The EKF has been the standard way of handing stochastic dynamics in NLME models. To fulfill the prerequisites of the EKF, the model state variables must be independent of both the observation noise and the system noise (32). However, in PK/PD models, it is often more realistic to assume proportional noise (1,34). A pragmatic way around this issue is to replace the state variables with their conditional expectation in the model definition. For some models, one could also consider the Lamperti transformation (35) for eliminating the state variable dependency of the system noise. Another filter that might also be applicable is the unscented Kalman filter (UKF), introduced by (36), which instead of linearization of the nonlinear system, uses a so-called unscented transformation. The UKF has been shown to perform very well for a variety of nonlinear models (37), and should be considered as an alternative for state variable estimation in SDE-NLME models.

The EKF was initialized by assuming steady state and solving Eq. (9). In the models chosen for the simulation-estimation study, the steady-state approach is trivial, with P0 = 0. This way of initializing the EKF uses information about the particular model and is superior to using simulations of the initial behavior (14) or simply choosing an arbitrary initialization.

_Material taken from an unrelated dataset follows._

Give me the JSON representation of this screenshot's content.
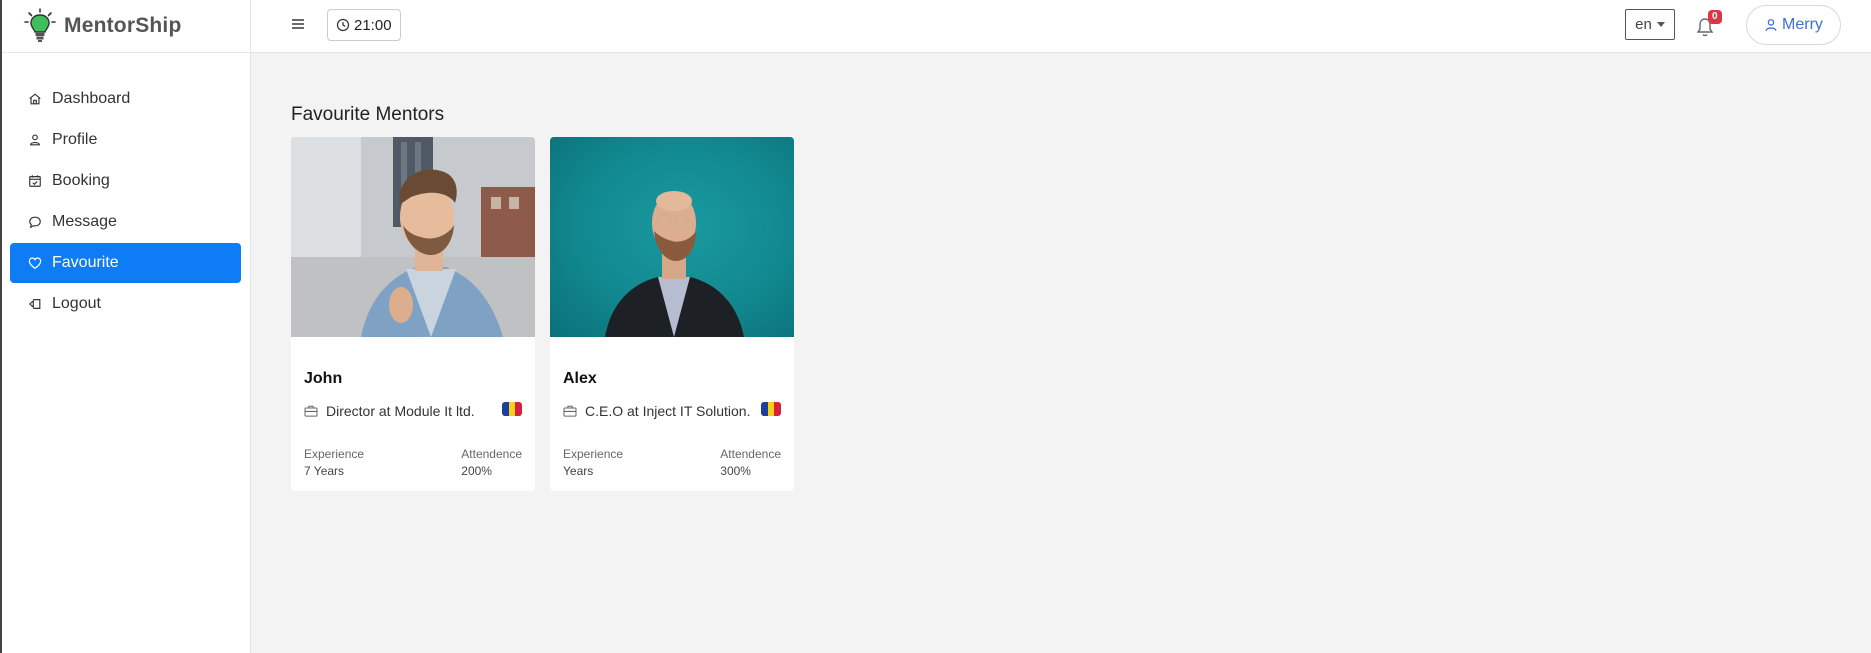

To gain impact in the pharmacometric community, two important steps remain. First, additional applications of SDE-NLME models are needed to further demonstrate the benefits of PK/PD models with uncertain dynamics. Some applications have already been mentioned in this work (6,16,17,19). Second, for novel methods to be widely used, they must be implemented in software with large user-bases, such as NONMEM, Phoenix, and Monolix (22,38,39), or open-source initiatives such as nlmixr (40). Tornøe et al. (14) have previously reported on the implementation of SDE-NLME in the industry-standard software NONMEM. The prediction differential equations Eq. (9) were then introduced as a system of ODEs and event tags were introduced to account for the time-update and measurement-update steps. In version 7.4, NONMEM introduced a FAST option to perform the optimization using the exact gradient approach introduced for ODE models by Almquist et al. (27). To our understanding, the combination of the recent implementation of the FAST method in NONMEM and the filter implementation of Tornøe et al. (14) should be enough for provide this functionality in NONMEM. However, it requires the user to explicitly state the update equations of the Kalman equations. It is only through such wide availability that SDE-NLME methods will get acceptance and popularity among PK/PD modelers.

CONCLUSION

A feasible method for parameter estimation of SDE-NLME models that extends S-FOCE has been proposed. It provides shorter computational time compared to previously used finite difference gradient-based methods. The gradients computed during optimization of the APL are both more precise and more accurate than those computed using finite differences.